The many facets of PdM: Energy company uses IIoT strategy with integrated CMMS to improve machine uptime
The medley of predictive maintenance (PdM) strategies for improving machine health is growing larger and more powerful, whether using classic portable tools for non-critical asset inspection rounds and on-site problem verification and troubleshooting, or advanced technologies such as the IIoT, cloud, and AI and ML algorithms.
Leaders and analysts who go on record by documenting improvements gained from predictive maintenance initiatives provide a window into the immense potential of today’s enabling technologies. This article is one of seven diverse case studies that illustrate some of the many PdM methods and applications employed today.
The other case studies include:
- Analyst foresees AI/ML driving widespread adoption of prescriptive maintenance
- Oil and gas supermajor uses AI predictive analytics
- Consumer products manufacturer uses AI and ML models
- Self-driving truck company uses CMMS, BI tooling, and mobile app
- Tire manufacturer uses 24/7 wireless vibration monitoring system
- Thermal battery manufacturer uses Generative AI-driven data operations platform
- Mining company uses industrial edge data platform and SCADA system
Challenge: Red Cedar Gathering Company gathers, treats, and compresses natural gas from more than 1,200 wells within the Southern Ute Reservation boundary before delivering it to interstate transportation pipelines. A new asset management solution was desired to help automate manual processes, improve machine uptime, streamline data exchange between operations and maintenance, and expedite diagnoses and the mean time to repair (MTTR).

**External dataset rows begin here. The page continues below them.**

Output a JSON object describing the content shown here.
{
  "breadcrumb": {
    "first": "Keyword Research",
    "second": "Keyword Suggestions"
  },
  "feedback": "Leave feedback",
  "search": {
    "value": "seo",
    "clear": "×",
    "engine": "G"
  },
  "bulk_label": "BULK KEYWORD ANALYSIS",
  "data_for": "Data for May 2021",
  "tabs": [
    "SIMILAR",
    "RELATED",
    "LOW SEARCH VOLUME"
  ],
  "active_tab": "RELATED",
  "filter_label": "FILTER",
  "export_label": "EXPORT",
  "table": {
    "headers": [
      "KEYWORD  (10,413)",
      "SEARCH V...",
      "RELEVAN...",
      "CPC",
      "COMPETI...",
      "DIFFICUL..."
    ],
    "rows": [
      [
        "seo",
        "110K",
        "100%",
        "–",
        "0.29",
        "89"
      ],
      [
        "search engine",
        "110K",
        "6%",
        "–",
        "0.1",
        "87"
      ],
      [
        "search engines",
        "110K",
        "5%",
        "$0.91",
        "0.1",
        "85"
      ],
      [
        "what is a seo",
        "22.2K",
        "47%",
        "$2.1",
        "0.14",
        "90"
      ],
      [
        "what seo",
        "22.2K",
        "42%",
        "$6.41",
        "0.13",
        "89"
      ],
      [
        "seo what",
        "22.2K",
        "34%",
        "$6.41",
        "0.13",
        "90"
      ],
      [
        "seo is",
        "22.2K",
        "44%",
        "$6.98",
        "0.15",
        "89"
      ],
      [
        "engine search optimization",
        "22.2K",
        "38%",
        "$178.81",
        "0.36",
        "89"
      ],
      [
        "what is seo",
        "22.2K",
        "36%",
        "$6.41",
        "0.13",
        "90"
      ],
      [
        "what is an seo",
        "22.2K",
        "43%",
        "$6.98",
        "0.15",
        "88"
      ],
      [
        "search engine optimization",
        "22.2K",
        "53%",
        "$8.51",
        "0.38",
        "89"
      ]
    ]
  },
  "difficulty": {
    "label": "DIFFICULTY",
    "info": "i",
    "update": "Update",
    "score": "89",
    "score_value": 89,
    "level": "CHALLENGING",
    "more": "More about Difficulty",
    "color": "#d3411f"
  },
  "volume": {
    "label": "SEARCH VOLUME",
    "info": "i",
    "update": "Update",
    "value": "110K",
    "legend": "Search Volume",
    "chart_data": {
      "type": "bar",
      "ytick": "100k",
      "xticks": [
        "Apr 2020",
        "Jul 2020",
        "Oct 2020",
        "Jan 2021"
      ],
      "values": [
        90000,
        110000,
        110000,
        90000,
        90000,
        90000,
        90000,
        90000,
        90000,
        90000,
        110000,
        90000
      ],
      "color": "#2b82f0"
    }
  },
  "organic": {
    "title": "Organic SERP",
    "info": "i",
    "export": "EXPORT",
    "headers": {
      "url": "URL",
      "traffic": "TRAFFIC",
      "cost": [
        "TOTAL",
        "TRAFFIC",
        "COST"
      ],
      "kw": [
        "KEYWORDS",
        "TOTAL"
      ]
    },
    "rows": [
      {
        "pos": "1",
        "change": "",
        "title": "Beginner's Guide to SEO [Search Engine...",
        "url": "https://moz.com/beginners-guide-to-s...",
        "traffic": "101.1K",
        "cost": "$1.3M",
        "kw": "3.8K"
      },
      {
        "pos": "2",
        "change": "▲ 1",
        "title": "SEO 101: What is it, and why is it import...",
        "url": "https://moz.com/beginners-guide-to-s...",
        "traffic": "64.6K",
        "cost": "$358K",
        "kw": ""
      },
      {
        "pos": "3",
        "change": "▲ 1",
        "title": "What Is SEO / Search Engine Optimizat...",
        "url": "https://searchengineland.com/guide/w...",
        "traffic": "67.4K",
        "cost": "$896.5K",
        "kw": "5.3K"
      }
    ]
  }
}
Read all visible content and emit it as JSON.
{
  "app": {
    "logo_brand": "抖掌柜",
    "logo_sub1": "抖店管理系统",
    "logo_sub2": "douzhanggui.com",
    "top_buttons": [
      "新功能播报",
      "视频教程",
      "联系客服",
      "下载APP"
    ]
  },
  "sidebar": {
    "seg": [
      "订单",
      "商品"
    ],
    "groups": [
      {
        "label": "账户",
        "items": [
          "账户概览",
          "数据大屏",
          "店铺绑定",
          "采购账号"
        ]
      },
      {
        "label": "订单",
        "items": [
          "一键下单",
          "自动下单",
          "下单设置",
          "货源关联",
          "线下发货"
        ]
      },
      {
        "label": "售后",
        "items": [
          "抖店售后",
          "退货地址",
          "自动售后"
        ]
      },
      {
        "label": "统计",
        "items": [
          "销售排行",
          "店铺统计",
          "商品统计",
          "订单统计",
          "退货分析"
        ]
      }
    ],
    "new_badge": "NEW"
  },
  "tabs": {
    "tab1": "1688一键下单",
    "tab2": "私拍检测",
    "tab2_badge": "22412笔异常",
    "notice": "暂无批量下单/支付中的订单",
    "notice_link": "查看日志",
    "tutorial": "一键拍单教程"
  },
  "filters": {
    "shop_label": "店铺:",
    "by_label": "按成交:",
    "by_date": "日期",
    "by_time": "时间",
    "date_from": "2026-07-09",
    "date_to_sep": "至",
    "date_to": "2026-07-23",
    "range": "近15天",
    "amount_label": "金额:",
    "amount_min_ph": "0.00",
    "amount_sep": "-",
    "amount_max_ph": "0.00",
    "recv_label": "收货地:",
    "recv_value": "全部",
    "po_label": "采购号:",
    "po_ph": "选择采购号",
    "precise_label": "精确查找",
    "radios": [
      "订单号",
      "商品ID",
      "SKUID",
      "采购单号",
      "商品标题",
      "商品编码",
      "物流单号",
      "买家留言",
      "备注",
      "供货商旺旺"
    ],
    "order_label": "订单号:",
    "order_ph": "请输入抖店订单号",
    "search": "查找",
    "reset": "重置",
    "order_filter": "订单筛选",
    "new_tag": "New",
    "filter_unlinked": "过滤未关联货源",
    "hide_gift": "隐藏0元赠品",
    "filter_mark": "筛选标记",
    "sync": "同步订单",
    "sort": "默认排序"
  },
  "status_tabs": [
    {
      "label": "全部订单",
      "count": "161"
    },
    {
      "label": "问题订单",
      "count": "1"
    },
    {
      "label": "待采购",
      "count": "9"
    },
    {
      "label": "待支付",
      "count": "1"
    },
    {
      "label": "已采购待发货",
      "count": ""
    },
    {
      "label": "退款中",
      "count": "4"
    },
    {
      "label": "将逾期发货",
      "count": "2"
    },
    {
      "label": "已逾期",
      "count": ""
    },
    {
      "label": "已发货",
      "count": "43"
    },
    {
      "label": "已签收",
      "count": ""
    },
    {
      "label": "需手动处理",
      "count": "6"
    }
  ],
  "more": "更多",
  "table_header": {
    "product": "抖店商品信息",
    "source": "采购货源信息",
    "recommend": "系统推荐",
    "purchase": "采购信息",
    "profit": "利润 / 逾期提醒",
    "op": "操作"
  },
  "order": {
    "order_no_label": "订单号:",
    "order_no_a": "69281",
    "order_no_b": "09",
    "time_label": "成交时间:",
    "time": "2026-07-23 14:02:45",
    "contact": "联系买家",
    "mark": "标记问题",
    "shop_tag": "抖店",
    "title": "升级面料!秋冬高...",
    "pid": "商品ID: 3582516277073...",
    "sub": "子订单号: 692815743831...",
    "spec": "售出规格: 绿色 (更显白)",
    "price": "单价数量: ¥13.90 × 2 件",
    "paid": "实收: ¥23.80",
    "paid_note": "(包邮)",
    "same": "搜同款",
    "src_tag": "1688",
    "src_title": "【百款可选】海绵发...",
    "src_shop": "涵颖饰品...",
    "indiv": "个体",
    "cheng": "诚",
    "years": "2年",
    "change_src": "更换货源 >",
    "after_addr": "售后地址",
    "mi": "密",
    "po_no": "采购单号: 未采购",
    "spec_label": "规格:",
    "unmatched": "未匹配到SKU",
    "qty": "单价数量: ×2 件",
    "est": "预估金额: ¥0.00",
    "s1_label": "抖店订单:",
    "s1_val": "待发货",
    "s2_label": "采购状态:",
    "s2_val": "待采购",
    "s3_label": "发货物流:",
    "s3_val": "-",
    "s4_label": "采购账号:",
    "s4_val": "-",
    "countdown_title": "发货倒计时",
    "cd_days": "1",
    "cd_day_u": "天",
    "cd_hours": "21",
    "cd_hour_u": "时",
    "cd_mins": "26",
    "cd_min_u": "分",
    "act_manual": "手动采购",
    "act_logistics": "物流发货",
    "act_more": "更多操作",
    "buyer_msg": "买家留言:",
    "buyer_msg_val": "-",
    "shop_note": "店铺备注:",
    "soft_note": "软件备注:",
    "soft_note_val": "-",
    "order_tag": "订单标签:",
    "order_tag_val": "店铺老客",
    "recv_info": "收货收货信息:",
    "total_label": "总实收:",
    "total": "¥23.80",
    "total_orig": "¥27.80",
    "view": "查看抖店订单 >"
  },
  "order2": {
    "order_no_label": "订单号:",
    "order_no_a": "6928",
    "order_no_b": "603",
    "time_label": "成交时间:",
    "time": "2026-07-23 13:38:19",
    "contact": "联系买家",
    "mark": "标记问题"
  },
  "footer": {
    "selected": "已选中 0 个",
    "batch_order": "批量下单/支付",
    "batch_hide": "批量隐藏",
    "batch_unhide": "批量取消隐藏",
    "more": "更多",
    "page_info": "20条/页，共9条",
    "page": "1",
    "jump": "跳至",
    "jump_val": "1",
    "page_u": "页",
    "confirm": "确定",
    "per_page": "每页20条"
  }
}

Solution: The Colorado-based company chose to implement CMMS+ asset management software from Llumin and integrate it with their Rockwell Automation PlantPAx control system, data historian, and IIoT sensors. The solution enables predictive and proactive maintenance by monitoring and analyzing historical and real-time data such as temperatures and pressures, and triggering notifications and actions.
Results: With the added insights gained from CMMS+, the energy firm increased its uptime above 99%, resulting in plant throughput of 100% per year. Additionally, its MTTR cycles were significantly reduced. “We require less labor hours due to fewer callouts with equipment going down,” explains Coy Bryant, chief operating officer at Red Cedar Gathering Company. “There is less downtime due to automatic, proactive actions triggered based on equipment condition alerts. We paid for our investment in Llumin in just over two years.”